Using the same principle, but for a simpler problem. First, I precompute the cumulative sum for each column of the array, i.e., A[i][j] += A[i-1][j].

Then, for each pair of start/end rows (i1, i2), I treat them as a single array B[j], that means B[j] = A[i2][j] - A[i1-1][j]. Then, we need to find the subarray with the exact sum. As the array is composed only by positive numbers, I can find it in O(n).

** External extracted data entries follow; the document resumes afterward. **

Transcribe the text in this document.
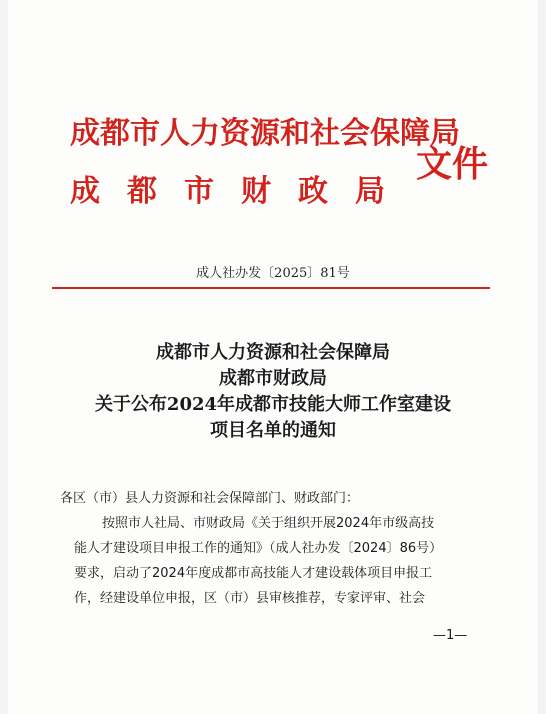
成都市人力资源和社会保障局
成 都 市 财 政 局
文件
成人社办发〔2025〕81号
成都市人力资源和社会保障局
成都市财政局
关于公布2024年成都市技能大师工作室建设
项目名单的通知
各区（市）县人力资源和社会保障部门、财政部门：
按照市人社局、市财政局《关于组织开展2024年市级高技
能人才建设项目申报工作的通知》（成人社办发〔2024〕86号）
要求，启动了2024年度成都市高技能人才建设载体项目申报工
作，经建设单位申报，区（市）县审核推荐，专家评审、社会
—1—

Overall, this algorithm is O(n^3).

For the values you supplied, I was able to find some additionals arrays:

For target = 19:

Found between (0,0) and (1,1)
Found between (0,3) and (2,4)
Found between (0,2) and (4,2)
Found between (1,1) and (2,2)
Found between (1,2) and (2,4)
Found between (2,0) and (4,0)
Found between (3,3) and (4,5)

The target = 23:

Found between (0,2) and (1,3)
Found between (0,3) and (2,4)
Found between (2,0) and (3,2)
Found between (2,3) and (3,4)
Found between (3,1) and (4,4)

The code I used:

public static void main(String[] args) {
    int[][] A = {
            {3, 4, 8, 9, 3},
            {2, 10, 4, 2, 1},
            {8, 1, 4, 8, 0},
            {3, 5, 2, 12, 3},
            {8, 1, 1, 2, 2},
    };

    int target = 19;

    for (int i = 1; i < A.length; i++)
        for (int j = 0; j < A[i].length; j++)
            A[i][j] += A[i - 1][j];


    for (int i1 = 0; i1 < A.length; i1++) {
        for (int i2 = i1 + 1; i2 < A.length; i2++) {
            int j1=0, j2=0, s=0;

            while(j2<A[i1].length) {
                while(s<target && j2<A[i1].length) {
                    s += A[i2][j2] - (i1 > 0 ? A[i1-1][j2] : 0);
                    j2++;
                    if (s==target)
                        System.out.println(String.format("Found between (%d,%d) and (%d,%d)", i1, j1, i2, j2-1));
                }
                while(s>=target) {
                    s -= A[i2][j1] - (i1 > 0 ? A[i1-1][j1] : 0);
                    j1++;
                    if (s==target)
                        System.out.println(String.format("Found between (%d,%d) and (%d,%d)", i1, j1, i2, j2));
                }
            }
        }
    }
}